UC RUSAL in 2012 accounted for approximately 9 percent of global production of aluminium and 8 percent of alumina. UC RUSAL employs about 72,000 people in 19 countries, across 5 continents. UC RUSAL markets and sells its products primarily in the European, Japanese, Korean, Chinese, South East Asian and North American markets. UC RUSAL’s ordinary shares are listed on The Stock Exchange of Hong Kong Limited, global depositary shares representing UC RUSAL’s ordinary shares are listed on the professional compartment of Euronext Paris (RUSAL for Reg S GDSs and RUAL for Rule 144A GDSs), and Russian depositary receipts that are issued on common shares of the company are listed on Moscow Exchange (RUALR/RUALRS)

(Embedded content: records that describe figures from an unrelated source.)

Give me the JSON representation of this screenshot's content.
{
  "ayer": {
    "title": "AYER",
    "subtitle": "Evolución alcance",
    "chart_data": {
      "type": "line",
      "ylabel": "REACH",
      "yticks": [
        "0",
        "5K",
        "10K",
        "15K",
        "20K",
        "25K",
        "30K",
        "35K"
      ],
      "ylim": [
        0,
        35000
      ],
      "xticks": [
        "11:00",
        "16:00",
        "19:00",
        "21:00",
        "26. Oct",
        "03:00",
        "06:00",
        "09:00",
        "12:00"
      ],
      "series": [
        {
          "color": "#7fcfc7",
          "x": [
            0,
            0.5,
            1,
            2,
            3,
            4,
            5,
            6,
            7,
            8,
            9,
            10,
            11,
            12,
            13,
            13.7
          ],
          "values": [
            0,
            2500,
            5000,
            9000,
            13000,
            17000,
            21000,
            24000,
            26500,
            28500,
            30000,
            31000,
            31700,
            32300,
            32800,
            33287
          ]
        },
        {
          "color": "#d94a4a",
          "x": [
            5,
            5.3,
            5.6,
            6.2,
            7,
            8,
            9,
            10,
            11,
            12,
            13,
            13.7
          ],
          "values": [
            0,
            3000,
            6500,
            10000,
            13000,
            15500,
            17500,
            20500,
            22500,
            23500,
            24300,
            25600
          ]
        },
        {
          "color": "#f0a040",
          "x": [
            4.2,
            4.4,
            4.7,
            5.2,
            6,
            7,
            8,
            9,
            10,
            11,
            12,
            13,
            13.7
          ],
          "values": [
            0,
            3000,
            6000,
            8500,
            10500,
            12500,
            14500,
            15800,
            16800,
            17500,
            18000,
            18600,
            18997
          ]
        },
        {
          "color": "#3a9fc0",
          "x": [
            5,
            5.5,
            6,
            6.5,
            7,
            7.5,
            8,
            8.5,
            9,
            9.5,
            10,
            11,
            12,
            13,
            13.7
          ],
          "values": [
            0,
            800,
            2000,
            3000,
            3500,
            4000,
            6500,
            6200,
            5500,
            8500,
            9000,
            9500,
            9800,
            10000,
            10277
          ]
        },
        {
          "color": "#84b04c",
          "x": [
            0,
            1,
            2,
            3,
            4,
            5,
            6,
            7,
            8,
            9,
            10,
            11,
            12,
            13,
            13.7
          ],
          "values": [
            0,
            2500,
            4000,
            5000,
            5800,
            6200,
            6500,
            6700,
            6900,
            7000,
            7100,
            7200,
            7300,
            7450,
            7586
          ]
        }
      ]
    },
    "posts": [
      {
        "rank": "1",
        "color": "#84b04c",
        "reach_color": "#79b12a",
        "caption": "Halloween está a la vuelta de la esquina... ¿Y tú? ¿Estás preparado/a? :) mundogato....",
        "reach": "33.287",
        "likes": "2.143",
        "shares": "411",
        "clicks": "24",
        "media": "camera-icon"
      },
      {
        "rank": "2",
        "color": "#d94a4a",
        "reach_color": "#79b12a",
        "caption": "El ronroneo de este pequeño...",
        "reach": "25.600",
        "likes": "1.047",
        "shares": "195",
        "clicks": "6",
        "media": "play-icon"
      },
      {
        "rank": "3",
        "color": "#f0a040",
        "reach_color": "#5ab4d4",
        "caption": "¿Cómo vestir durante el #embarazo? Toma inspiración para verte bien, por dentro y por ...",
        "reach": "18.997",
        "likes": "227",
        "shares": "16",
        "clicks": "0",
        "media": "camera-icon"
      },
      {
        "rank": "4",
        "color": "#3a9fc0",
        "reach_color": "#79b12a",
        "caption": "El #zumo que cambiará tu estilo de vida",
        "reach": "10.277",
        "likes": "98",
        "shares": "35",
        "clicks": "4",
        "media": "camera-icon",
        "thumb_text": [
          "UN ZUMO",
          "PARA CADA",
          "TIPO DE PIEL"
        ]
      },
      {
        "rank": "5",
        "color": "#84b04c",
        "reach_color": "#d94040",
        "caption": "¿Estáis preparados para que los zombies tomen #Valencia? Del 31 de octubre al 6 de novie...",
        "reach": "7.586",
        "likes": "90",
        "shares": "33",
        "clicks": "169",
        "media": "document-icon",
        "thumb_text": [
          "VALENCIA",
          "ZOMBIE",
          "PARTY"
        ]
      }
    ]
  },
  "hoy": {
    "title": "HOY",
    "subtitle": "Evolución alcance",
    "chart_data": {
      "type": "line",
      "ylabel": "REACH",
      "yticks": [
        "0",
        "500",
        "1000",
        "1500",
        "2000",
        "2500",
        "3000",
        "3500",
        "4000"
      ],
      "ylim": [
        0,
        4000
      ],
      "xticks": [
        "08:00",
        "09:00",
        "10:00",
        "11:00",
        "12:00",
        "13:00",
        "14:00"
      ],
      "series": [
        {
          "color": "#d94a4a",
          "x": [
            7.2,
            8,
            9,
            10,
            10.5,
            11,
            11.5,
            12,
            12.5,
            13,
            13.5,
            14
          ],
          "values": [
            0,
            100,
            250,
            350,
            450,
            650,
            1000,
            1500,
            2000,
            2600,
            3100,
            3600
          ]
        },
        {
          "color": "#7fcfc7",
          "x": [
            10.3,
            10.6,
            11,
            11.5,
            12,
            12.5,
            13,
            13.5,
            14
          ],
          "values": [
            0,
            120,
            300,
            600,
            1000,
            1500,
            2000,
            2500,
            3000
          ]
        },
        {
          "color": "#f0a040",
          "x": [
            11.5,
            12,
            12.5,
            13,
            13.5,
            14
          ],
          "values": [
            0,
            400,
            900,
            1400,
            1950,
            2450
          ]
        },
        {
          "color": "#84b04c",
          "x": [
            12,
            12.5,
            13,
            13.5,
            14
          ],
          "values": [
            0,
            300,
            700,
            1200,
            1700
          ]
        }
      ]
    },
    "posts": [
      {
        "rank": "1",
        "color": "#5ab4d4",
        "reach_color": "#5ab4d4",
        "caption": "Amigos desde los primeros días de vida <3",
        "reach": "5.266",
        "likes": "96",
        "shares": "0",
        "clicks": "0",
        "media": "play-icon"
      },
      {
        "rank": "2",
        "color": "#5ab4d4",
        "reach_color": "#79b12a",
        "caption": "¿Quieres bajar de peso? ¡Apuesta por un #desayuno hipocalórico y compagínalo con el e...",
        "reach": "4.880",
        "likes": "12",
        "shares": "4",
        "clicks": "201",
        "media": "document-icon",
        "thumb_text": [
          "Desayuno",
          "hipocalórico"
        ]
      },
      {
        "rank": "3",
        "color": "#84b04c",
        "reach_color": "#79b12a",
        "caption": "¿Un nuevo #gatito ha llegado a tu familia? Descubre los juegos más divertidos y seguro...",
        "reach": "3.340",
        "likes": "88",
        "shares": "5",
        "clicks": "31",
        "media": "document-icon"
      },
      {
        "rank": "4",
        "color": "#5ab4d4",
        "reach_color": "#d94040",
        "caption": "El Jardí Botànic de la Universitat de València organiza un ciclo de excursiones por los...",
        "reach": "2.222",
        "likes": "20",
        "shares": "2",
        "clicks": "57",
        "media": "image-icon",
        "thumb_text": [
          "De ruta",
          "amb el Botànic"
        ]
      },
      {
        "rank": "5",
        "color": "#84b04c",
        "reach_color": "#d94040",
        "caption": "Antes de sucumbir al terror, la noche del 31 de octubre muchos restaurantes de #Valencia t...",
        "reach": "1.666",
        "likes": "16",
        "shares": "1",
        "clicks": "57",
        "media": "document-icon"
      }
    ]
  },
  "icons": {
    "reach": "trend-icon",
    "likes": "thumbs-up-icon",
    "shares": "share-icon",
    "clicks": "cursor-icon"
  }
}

The company revenues decreased by 11.4 percent to 10.891 billion US dollars, EBITDA - fell by 63.6 percent to 915 million US dollars. Adjusted EBITDA margin was 8.4 percent against 29.4 percent at the end of 2011. Thus, the financial performance of UC RUSAL was higher than the consensus forecast of analysts interviewed by Itar-Tass on Sunday. Analysts predicted on the results of 2012 net loss of UC RUSAL under IFRS of 103 million US dollars, revenues - at 10.88 billion US dollars, EBITDA - in the amount of 882 million US dollars.
At the same time, the company’s normalised net profit in 2012 fell by 85 percent to 274 million US dollars.